Which brings us to the most damning aspect of the PI's report - namely, the lack of named sources: "More than a dozen (mostly anonymous) insiders...say EMP's woes can be blamed on its ruthless management style, its culture of secrecy and its lack of a community mission."
The only person to really come out swinging in the article is Larry Reid, whom EMP contracted to curate the 2003 Steven Jesse Bernstein exhibit. He said he'd never worked in a more "creatively stifling, torturous situation," calling EMP to task for its lack of democratic values. "People within the organization are very secretive about everything.... There's no transparency," he told the P-I. "The structure doesn't resemble a cultural institution."
A nonprofit is not a private corporation. For whatever help may be derived from running EMP as a business, it should be held to a higher standard of public openness and community dialogue than, say, Paul Allen's Vulcan Inc., to which EMP appears intimately tied (Vulcan's Kristy Dooley stepped in as EMP's interim leader last December).
Paul Allen's pet project has become an opaque shell of vague promises and hushed dealings, and the so-called voluntary, roving gag order the nonprofit has imposed on its employees is a betrayal of public trust.
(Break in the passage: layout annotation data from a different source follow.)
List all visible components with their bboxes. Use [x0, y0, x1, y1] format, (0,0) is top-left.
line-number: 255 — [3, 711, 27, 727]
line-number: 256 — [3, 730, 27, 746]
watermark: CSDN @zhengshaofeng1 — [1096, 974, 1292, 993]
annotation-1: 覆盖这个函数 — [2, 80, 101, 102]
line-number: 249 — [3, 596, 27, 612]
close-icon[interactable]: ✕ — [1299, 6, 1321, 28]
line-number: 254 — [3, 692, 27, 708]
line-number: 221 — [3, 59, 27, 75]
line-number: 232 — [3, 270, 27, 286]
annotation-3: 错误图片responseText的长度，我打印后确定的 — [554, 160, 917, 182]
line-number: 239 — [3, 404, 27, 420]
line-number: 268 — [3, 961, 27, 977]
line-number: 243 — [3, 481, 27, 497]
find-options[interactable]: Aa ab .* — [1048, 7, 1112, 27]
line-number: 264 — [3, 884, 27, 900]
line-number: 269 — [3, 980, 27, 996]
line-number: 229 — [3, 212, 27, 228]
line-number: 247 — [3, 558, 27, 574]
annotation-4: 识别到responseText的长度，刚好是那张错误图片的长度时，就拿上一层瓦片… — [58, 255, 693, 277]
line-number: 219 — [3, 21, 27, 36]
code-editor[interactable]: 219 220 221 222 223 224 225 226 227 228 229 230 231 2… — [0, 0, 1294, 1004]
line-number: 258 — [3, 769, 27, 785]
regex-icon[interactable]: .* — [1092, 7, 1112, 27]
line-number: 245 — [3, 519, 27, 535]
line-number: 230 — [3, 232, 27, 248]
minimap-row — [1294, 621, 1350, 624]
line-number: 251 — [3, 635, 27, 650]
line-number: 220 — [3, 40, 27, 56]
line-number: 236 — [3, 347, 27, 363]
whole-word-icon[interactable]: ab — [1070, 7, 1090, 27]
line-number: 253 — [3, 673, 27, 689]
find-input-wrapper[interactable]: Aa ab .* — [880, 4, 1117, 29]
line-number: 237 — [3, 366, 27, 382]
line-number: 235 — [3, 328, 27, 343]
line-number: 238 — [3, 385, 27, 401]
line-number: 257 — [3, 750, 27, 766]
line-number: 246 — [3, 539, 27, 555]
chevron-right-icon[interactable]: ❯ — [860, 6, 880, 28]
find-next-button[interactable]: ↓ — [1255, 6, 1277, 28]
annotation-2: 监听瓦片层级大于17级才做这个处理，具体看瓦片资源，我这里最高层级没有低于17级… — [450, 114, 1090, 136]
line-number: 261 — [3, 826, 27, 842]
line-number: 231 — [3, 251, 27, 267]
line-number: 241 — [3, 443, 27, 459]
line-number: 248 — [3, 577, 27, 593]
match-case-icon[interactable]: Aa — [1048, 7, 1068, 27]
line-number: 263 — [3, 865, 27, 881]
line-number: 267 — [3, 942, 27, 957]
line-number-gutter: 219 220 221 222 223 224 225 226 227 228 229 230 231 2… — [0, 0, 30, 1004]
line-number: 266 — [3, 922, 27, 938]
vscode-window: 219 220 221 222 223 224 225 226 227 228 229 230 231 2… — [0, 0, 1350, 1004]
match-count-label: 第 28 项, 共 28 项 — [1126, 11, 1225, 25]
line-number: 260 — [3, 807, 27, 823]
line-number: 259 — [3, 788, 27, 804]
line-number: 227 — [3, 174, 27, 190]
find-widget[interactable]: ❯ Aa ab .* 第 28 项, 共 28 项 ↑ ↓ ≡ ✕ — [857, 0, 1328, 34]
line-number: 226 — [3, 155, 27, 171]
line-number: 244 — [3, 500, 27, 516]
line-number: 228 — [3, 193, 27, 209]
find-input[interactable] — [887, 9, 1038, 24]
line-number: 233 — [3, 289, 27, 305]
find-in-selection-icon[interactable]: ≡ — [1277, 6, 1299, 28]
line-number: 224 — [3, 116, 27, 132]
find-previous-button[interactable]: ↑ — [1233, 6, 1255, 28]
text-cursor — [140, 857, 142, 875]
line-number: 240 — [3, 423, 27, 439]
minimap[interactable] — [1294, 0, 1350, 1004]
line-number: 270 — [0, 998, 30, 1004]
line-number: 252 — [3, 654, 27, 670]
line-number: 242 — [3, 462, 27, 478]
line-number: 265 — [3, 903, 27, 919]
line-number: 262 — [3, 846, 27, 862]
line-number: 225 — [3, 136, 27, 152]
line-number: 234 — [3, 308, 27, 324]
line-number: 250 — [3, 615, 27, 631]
Seattle citizens have an intellectual share in the development of EMP, and we deserve to know what's going on.
As Richard Ingram wrote in "Ten Basic Responsibilities of Nonprofit Boards": "The board should clearly articulate the organization's mission, accomplishments and goals to the public and garner support from the community."
The leaders at EMP would do well to take this advice to heart.